La canneberge est utilisée depuis des siècles à des fins thérapeutiques. Riche en vitamine C, elle était consommée afin de remédier au scorbut. Récemment, plusieurs équipes ont démontré que certaines composantes de la canneberge pouvaient prévenir la carie ainsi que les gingivites et les maladies parodontales. La prévalence de ces maladies est très élevée: la carie dentaire affecterait 90% de la population et les maladies parodontales toucheraient 75% des individus à différents degrés.
La flore microbienne buccale?: toute une jungle!
La muqueuse buccale contient une flore microbienne normale, dépourvue de bactéries pathogènes. Cependant, des prédispositions génétiques et des problèmes d’hygiène buccale peuvent mener à un débalancement de cette flore et à la prolifération subséquente de bactéries pathogènes responsables des maladies de la gencive, de la carie dentaire et de la mauvaise haleine. Les bactéries responsables de la parodontite sont Porphyromonas gingivalis, Treponema denticola et Aggregatibacter actinomycetemcomitans.
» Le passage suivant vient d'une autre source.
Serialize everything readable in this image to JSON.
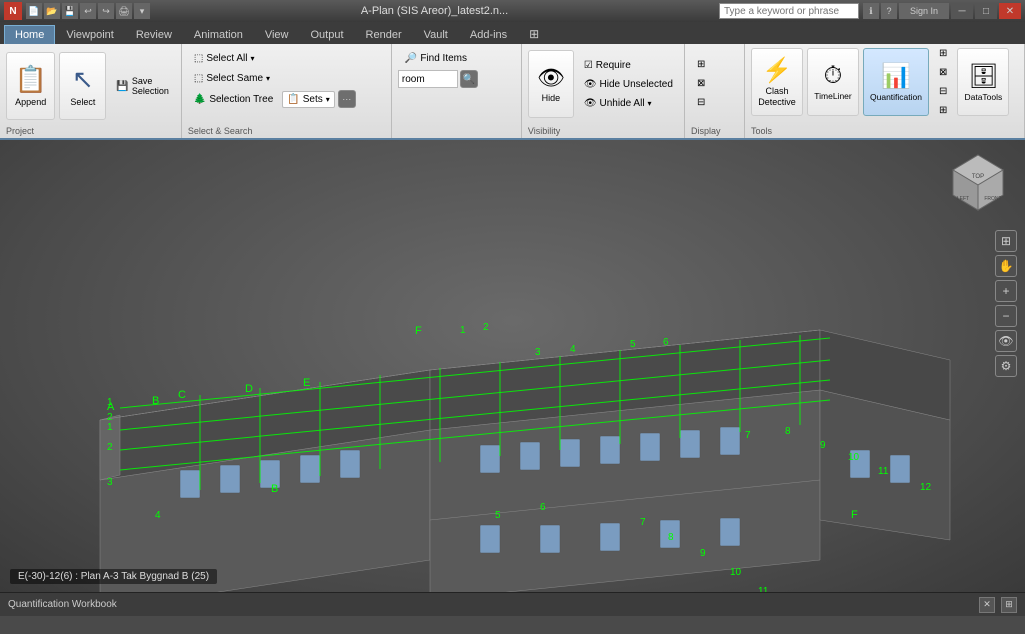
{
  "titlebar": {
    "logo": "N",
    "filename": "A-Plan (SIS Areor)_latest2.n...",
    "search_placeholder": "Type a keyword or phrase",
    "min_label": "─",
    "max_label": "□",
    "close_label": "✕"
  },
  "ribbon_tabs": [
    {
      "label": "Home",
      "active": true
    },
    {
      "label": "Viewpoint"
    },
    {
      "label": "Review"
    },
    {
      "label": "Animation"
    },
    {
      "label": "View"
    },
    {
      "label": "Output"
    },
    {
      "label": "Render"
    },
    {
      "label": "Vault"
    },
    {
      "label": "Add-ins"
    }
  ],
  "ribbon": {
    "project_group_label": "Project",
    "select_search_group_label": "Select & Search",
    "visibility_group_label": "Visibility",
    "display_group_label": "Display",
    "tools_group_label": "Tools",
    "append_label": "Append",
    "select_label": "Select",
    "save_selection_label": "Save\nSelection",
    "select_all_label": "Select All",
    "select_all_arrow": "▾",
    "select_same_label": "Select Same",
    "select_same_arrow": "▾",
    "selection_tree_label": "Selection Tree",
    "sets_label": "Sets",
    "sets_arrow": "▾",
    "find_items_label": "Find Items",
    "require_label": "Require",
    "hide_unselected_label": "Hide Unselected",
    "unhide_all_label": "Unhide All",
    "unhide_all_arrow": "▾",
    "hide_label": "Hide",
    "clash_detective_label": "Clash\nDetective",
    "timeliner_label": "TimeLiner",
    "quantification_label": "Quantification",
    "datatools_label": "DataTools",
    "room_input_value": "room",
    "search_icon": "🔍",
    "append_icon": "📋",
    "select_icon": "↖",
    "select_all_icon": "⬜",
    "select_same_icon": "⬜",
    "selection_tree_icon": "🌲",
    "find_items_icon": "🔎",
    "require_icon": "☑",
    "hide_unselected_icon": "👁",
    "unhide_all_icon": "👁",
    "hide_icon": "👁",
    "clash_icon": "⚡",
    "timeliner_icon": "⏱",
    "quantification_icon": "📊",
    "datatools_icon": "🗄"
  },
  "viewport": {
    "status_text": "E(-30)-12(6) : Plan A-3 Tak Byggnad B (25)"
  },
  "workbook": {
    "label": "Quantification Workbook"
  }
}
La bactérie Streptococcus mutans produit de l’acide lactique qui érode l’émail, ce qui cause la carie dentaire. Les bactéries pathogènes se retrouvent au sein d’une structure organique constituée d’un «ciment» de cellules mortes et de protéines. Ce réseau améliore l’agrégation des bactéries et cause la plaque dentaire. Cette structure porte le nom de «biofilm». De plus, les bactéries arborent des extrapolations filamenteuses protéiques qui leur permettent d’adhérer aux dents et aux gencives. Ces projections sont constituées d’adhésines, des protéines qui permettent cette fixation.
Préventive canneberge
Les composés actifs de la canneberge sont les proanthocyanidines, une classe de polyphénols. Ces molécules ont deux rôles: elles empêcheraient les bactéries d’adhérer aux dents ou aux gencives et auraient un rôle anti-inflammatoire. Cela mène donc à une diminution de la taille des biofilms et à la protection des tissus gingivaux vis-à-vis des médiateurs chimiques de l’inflammation.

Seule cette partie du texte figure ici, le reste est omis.